Paris lived in fear and anguish. All over France all classes of society wanted the defeat of the insurgents. Meanwhile, Cavaignac was making his plans, based on the experiences of February, to keep the troops in the center of Paris, dispersing them in groups to various areas where needed. The Executive Commission disagreed with his plans but was brought around to his views by Lamartine. On June 23 a worried Constituent Assembly declared a state of siege and made Cavaignac the absolute head of government. On the 24th the representatives conferred on him dictatorial powers.
Blood ran in the streets, more even than in the 1830 Revolution. The troops, including the Garde Mobile, fired on the barricades and lost many men themselves. Msgr. Affre, archbishop of Paris, lost his life on Sunday in an attempt to persuade the insurgents to stop fighting.

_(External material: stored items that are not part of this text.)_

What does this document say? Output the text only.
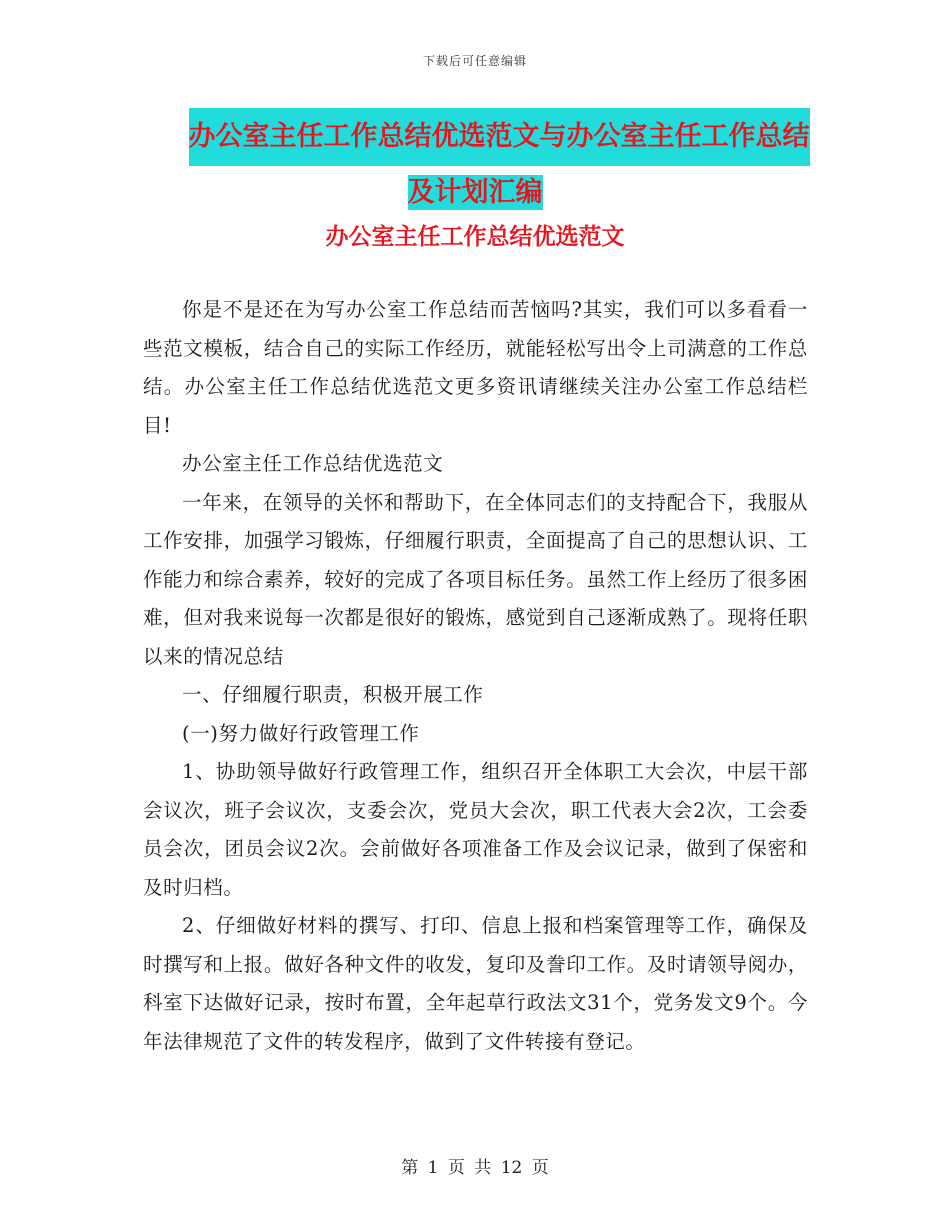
下载后可任意编辑
办公室主任工作总结优选范文与办公室主任工作总结
及计划汇编
办公室主任工作总结优选范文

你是不是还在为写办公室工作总结而苦恼吗?其实，我们可以多看看一些范文模板，结合自己的实际工作经历，就能轻松写出令上司满意的工作总结。办公室主任工作总结优选范文更多资讯请继续关注办公室工作总结栏目!

办公室主任工作总结优选范文

一年来，在领导的关怀和帮助下，在全体同志们的支持配合下，我服从工作安排，加强学习锻炼，仔细履行职责，全面提高了自己的思想认识、工作能力和综合素养，较好的完成了各项目标任务。虽然工作上经历了很多困难，但对我来说每一次都是很好的锻炼，感觉到自己逐渐成熟了。现将任职以来的情况总结

一、仔细履行职责，积极开展工作

(一)努力做好行政管理工作

1、协助领导做好行政管理工作，组织召开全体职工大会次，中层干部会议次，班子会议次，支委会次，党员大会次，职工代表大会2次，工会委员会次，团员会议2次。会前做好各项准备工作及会议记录，做到了保密和及时归档。

2、仔细做好材料的撰写、打印、信息上报和档案管理等工作，确保及时撰写和上报。做好各种文件的收发，复印及誊印工作。及时请领导阅办，科室下达做好记录，按时布置，全年起草行政法文31个，党务发文9个。今年法律规范了文件的转发程序，做到了文件转接有登记。

第 1 页 共 12 页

Finally, on Monday, June 26, it was all over. Victory, but not peace, was achieved. Counted among the dead were about 1,500 military and 3,000 insurgents. Still camped out in the streets were military men from the provinces who had not arrived until the fighting was over. This provincial participation was, for the first time, made possible by the railroads.
General Cavaignac gave up his dictatorial powers on June 28 but his popularity and success during the June Days influenced the assembly to name him premier. President Sénard thanked God and the assembly cried out "Vive la République!" Cavaignac recognized the authority of the assembly and named his ministers who were to be their own men.
The state of siege lasted until October 10. The Workshops were now gone, nearly 4,000 insurgents had been deported to Algeria and most revolutionary clubs had bee closed.
It was not Cavaignac who benefitted most from the bloody conflict. It was Prince Louis-Napoléon Bonaparte, returned from exile, who had won a seat in parliament in the June and September supplementary elections. He quickly acquired a following of monarchists, Catholic leaders and notables, as well as peasants who considered life during the Empire as much better than life in 1848. On all sides cries of "Vive Napoléon" and "Vive l'Empereur" were heard.
A June 4 police report stated: "We are informed that the popularity of Citizen Bonaparte seems to be rising rapidly. His name is very often on the workers' lips. Many say he should be made head of the Republic."
Napoleon's popularity continued to build until his runaway election as president in December.
Amann, Peter H. Revolution and Mass Democracy: The Paris Club Movement in 1848. (Princeton, 1975).
DeLuna, Frederick. The French Republic under Cavaignac (Princeton, 1969).
Girard, Louis. La IIe République: "Naissance et Mort". (Paris, 1968).
Price, Roger. 1848 in France: Documents of Revolution. (London, 1975).
Stern, Daniel (Comtesse d'Agoult). Histoire de la Révolution de 1848. (Paris, 1862). Second edition.
De Tocqueville, Alexis. Recollections. Translated by George Lawrence. J.P. Mayer and A.P. (Kerr eds.) (Westport,1979).